The program came in the form of two nationwide initiatives, the Natural Forest Protection Program and the Returning Farmland to Forest Program, also known as “Grain-for-Green” and “Sloping Land Conversion." It was none too soon. According to data from Greenpeace, only 2 percent of China’s original forests remain intact while only 0.1 percent of forestland is officially protected. Deforestation has resulted in massive biodiversity loss and is being blamed for everything from mudslides to heavy pollution in Beijing.
The situation is similar in different parts of Asia, including developing giants like India and Indonesia. Environmentalists say recent flooding and landslides in Java, which killed at least 19 people, were exacerbated by deforestation.
Both China and India have programs to reforest and “re-green” areas that have been damaged by the clearing away of primeval forests, though China’s is by far the largest. China’s “Great Green Wall” aims to stop the encroaching deserts by planting an astonishing amount of trees.
In Shaanxi Province the program converted 571,000 hectares of farmland and 427,000 hectares of wasteland into forest or grass between 1999 and 2002, according to a study by Edouard Vermeer for Cambridge University Press. Another 280,000 hectares of farmland and the same expanse of wasteland were converted in 2003. The World Bank called attention to the program, saying China is one of the few countries on earth that is increasing its forest cover
Through creating the largest man-made forest in the world the Communist Party says that it has already succeeded in covering 20 percent of the country in forestland. Its goal is to have China 42 percent forests by 2050. It would seem that China’s biggest — and most internationally unsung — weapon against climate change is planting trees.

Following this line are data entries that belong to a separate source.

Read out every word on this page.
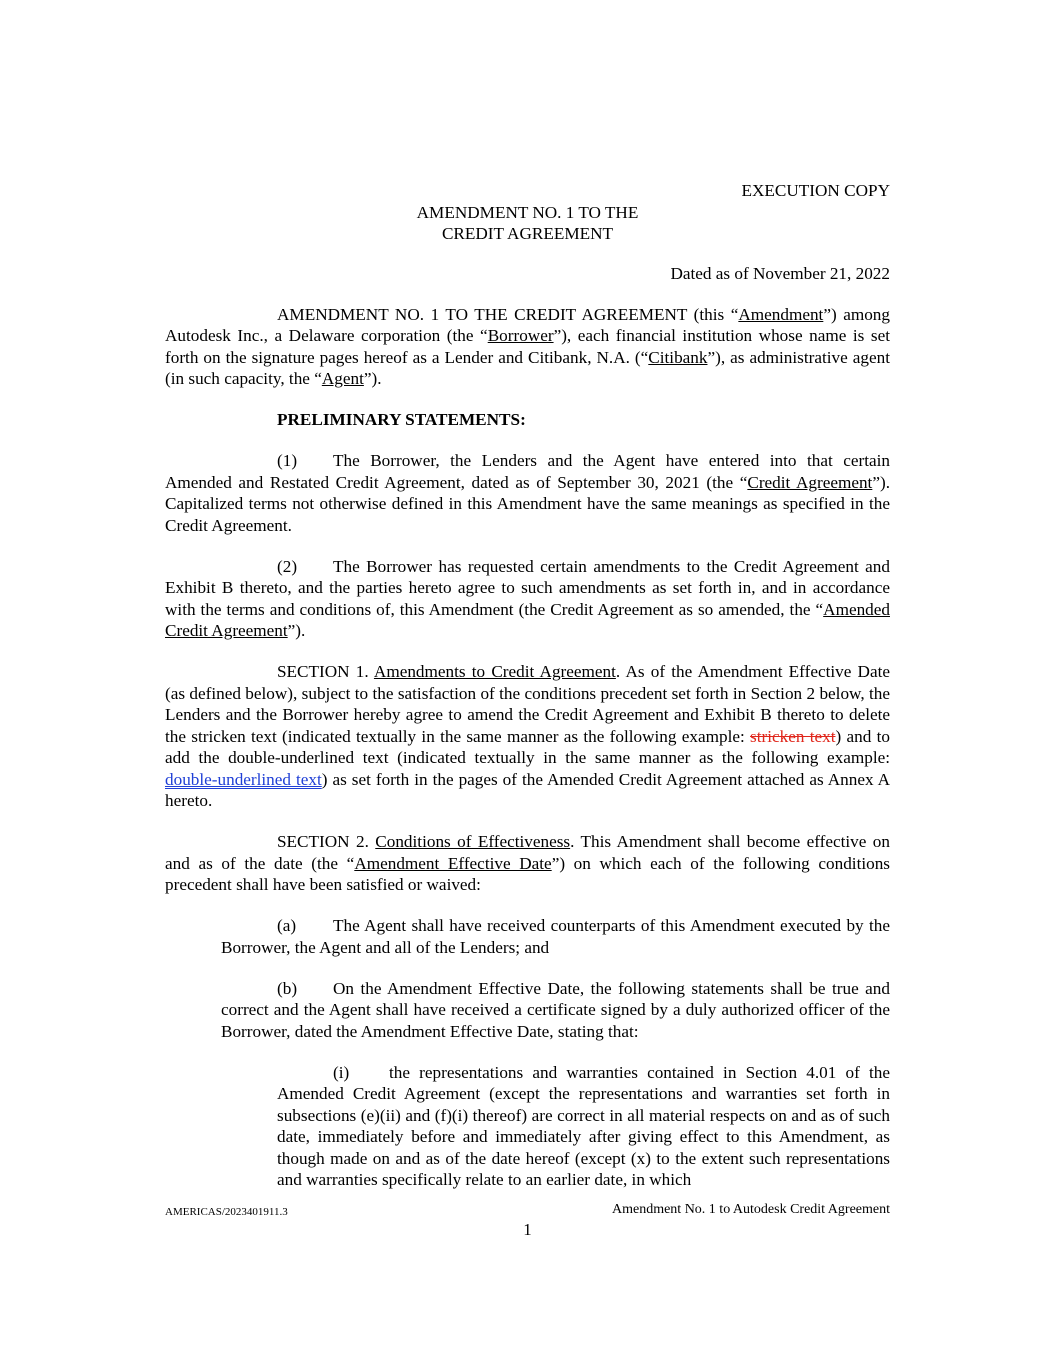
EXECUTION COPY

AMENDMENT NO. 1 TO THE

CREDIT AGREEMENT

Dated as of November 21, 2022

AMENDMENT NO. 1 TO THE CREDIT AGREEMENT (this “Amendment”) among Autodesk Inc., a Delaware corporation (the “Borrower”), each financial institution whose name is set forth on the signature pages hereof as a Lender and Citibank, N.A. (“Citibank”), as administrative agent (in such capacity, the “Agent”).

PRELIMINARY STATEMENTS:

(1) The Borrower, the Lenders and the Agent have entered into that certain Amended and Restated Credit Agreement, dated as of September 30, 2021 (the “Credit Agreement”). Capitalized terms not otherwise defined in this Amendment have the same meanings as specified in the Credit Agreement.

(2) The Borrower has requested certain amendments to the Credit Agreement and Exhibit B thereto, and the parties hereto agree to such amendments as set forth in, and in accordance with the terms and conditions of, this Amendment (the Credit Agreement as so amended, the “Amended Credit Agreement”).

SECTION 1. Amendments to Credit Agreement. As of the Amendment Effective Date (as defined below), subject to the satisfaction of the conditions precedent set forth in Section 2 below, the Lenders and the Borrower hereby agree to amend the Credit Agreement and Exhibit B thereto to delete the stricken text (indicated textually in the same manner as the following example: stricken text) and to add the double-underlined text (indicated textually in the same manner as the following example: double-underlined text) as set forth in the pages of the Amended Credit Agreement attached as Annex A hereto.

SECTION 2. Conditions of Effectiveness. This Amendment shall become effective on and as of the date (the “Amendment Effective Date”) on which each of the following conditions precedent shall have been satisfied or waived:

(a) The Agent shall have received counterparts of this Amendment executed by the Borrower, the Agent and all of the Lenders; and

(b) On the Amendment Effective Date, the following statements shall be true and correct and the Agent shall have received a certificate signed by a duly authorized officer of the Borrower, dated the Amendment Effective Date, stating that:

(i) the representations and warranties contained in Section 4.01 of the Amended Credit Agreement (except the representations and warranties set forth in subsections (e)(ii) and (f)(i) thereof) are correct in all material respects on and as of such date, immediately before and immediately after giving effect to this Amendment, as though made on and as of the date hereof (except (x) to the extent such representations and warranties specifically relate to an earlier date, in which

AMERICAS/2023401911.3	Amendment No. 1 to Autodesk Credit Agreement
1
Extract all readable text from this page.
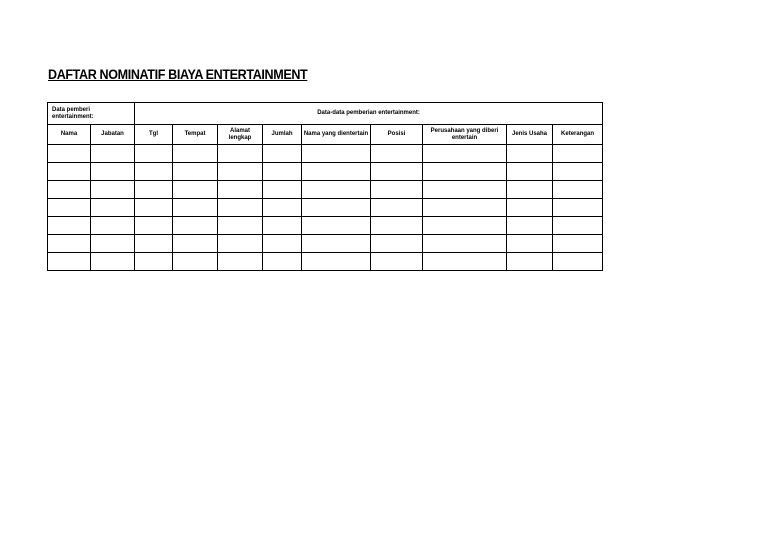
DAFTAR NOMINATIF BIAYA ENTERTAINMENT
Data pemberi entertainment:		Data-data pemberian entertainment:								
Nama	Jabatan	Tgl	Tempat	Alamat lengkap	Jumlah	Nama yang dientertain	Posisi	Perusahaan yang diberi entertain	Jenis Usaha	Keterangan
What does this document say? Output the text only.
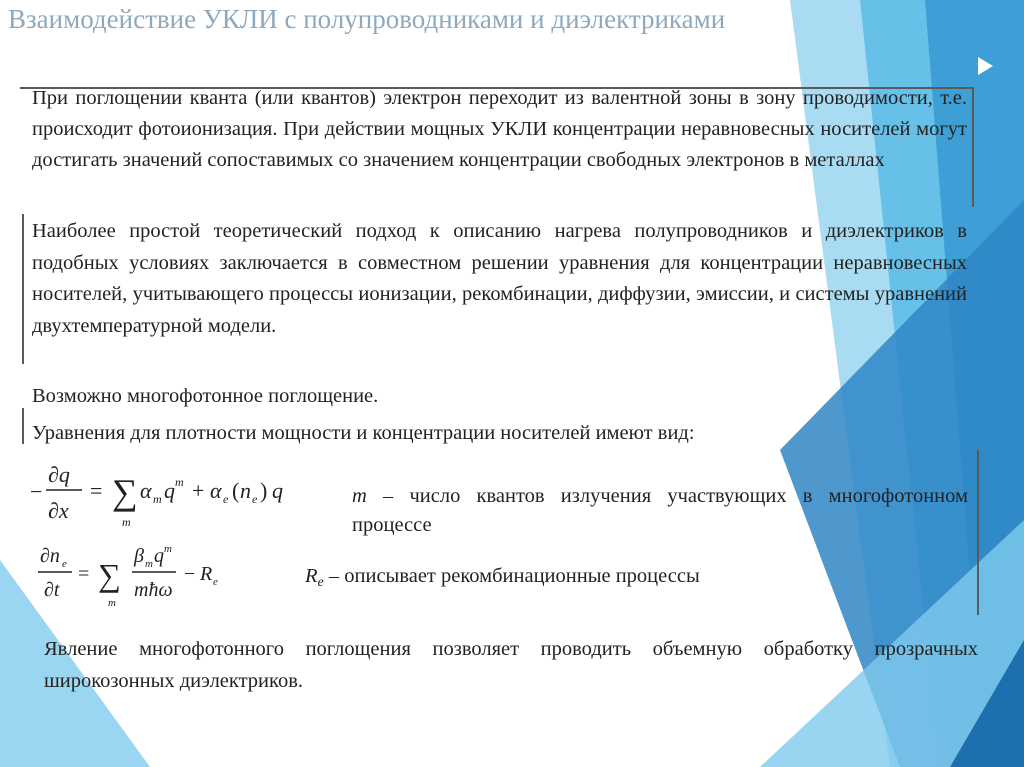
Взаимодействие УКЛИ с полупроводниками и диэлектриками

При поглощении кванта (или квантов) электрон переходит из валентной зоны в зону проводимости, т.е. происходит фотоионизация. При действии мощных УКЛИ концентрации неравновесных носителей могут достигать значений сопоставимых со значением концентрации свободных электронов в металлах

Наиболее простой теоретический подход к описанию нагрева полупроводников и диэлектриков в подобных условиях заключается в совместном решении уравнения для концентрации неравновесных носителей, учитывающего процессы ионизации, рекомбинации, диффузии, эмиссии, и системы уравнений двухтемпературной модели.

Возможно многофотонное поглощение.

Уравнения для плотности мощности и концентрации носителей имеют вид:

−
∂q
∂x
= ∑
m
α m q m + α e ( n e ) q
∂n e
∂t
= ∑
m
β m q m
mħω
− R e
m – число квантов излучения участвующих в многофотонном процессе
$R_e$ – описывает рекомбинационные процессы

Явление многофотонного поглощения позволяет проводить объемную обработку прозрачных широкозонных диэлектриков.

Ordinary citizens have planted some 56 billion trees across China in the last decade, according to government statistics quoted in The Guardian. In 2009 alone, China planted 5.88 million hectares of forest. Former U S Vice President and Nobel Prize winner Al Gore has said China plants two and a half times more trees every year than the rest of the world combined. He called the endeavor “the largest tree-planting program the world has ever seen.”
Despite its successes, critics have questioned the Great Green Wall because of environmental disadvantages too, such as poor biodiversity and heavy water use. Some studies even show that creating new forests is not an effective way to absorb carbon or mitigate climate change.

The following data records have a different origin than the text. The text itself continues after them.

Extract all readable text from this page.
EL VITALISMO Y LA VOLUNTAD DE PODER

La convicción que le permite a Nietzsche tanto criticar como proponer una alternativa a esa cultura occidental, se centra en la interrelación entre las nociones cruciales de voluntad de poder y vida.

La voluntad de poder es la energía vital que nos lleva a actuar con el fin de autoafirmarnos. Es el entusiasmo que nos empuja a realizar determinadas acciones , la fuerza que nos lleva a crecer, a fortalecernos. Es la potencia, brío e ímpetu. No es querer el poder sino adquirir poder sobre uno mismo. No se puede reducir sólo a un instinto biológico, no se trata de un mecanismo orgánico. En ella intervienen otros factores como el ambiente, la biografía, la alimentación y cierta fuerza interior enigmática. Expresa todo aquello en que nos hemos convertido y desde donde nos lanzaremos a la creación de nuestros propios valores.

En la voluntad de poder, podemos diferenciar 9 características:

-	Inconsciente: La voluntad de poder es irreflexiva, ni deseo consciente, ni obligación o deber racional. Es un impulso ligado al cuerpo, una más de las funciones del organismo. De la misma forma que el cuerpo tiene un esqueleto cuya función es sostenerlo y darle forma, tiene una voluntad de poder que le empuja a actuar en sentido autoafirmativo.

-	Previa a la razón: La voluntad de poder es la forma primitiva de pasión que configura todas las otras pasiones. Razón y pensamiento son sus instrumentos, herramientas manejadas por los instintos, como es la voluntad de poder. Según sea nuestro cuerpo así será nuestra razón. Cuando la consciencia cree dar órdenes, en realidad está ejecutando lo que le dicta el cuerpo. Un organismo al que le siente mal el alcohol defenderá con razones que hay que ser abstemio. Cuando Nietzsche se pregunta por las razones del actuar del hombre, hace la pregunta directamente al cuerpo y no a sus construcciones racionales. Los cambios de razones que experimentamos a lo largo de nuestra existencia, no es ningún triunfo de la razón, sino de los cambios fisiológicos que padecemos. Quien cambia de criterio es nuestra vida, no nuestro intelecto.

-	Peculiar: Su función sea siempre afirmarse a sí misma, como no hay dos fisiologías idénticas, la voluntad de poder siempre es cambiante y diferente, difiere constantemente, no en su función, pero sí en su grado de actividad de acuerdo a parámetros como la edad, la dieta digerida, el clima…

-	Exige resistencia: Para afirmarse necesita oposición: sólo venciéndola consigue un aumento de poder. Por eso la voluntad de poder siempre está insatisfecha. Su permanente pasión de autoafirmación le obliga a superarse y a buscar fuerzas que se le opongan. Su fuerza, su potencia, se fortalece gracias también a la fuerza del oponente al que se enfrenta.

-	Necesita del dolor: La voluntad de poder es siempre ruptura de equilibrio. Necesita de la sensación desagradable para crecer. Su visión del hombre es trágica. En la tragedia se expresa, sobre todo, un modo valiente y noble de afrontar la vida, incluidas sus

While large national projects like the Great Green Wall double as propaganda tools for the Chinese government, results differ on the local level, as a piece on reforestation in southwest China for China Dialogue explains. The program has run into problems on the part of farmers who rebel when the new tree crops don’t produce income commensurate with crop losses, and in some places planting simply hasn’t taken off because of poor planting programs, or other issues. Nonetheless, overall the reforestation program is an astonishing example of what a government can do once it gets motivated.
An effort to halt the growth of the Kubuqi desert in the province of Inner Mongolia is actually run by a former South Korean ambassador to China-turned environmental activist, Byong Hyon Kwon.
According to an article in the Kuala Lumpur-based newspaper The Star, Kwon founded Future Forest, a non-profit organization, to combat desertification in 2001. As ambassador to China from 1998 to 2001, he had experienced firsthand sandstorms known as the Yellow Dragon, which thicken the skies over Beijing with dust and send people with asthmatic lungs and weak hearts to the hospital. He became convinced that if action wasn’t taken, the march of sand would threaten the viability of the Asian continent.
Kwon and Future Forest plan on growing a 15 km (9-mile) 800 meter-wide band of dense greenery to stop the desert’s eastward march. With its meager $1 million US budget, Future Forest has already managed to plant 6.2 million trees over the past eight years.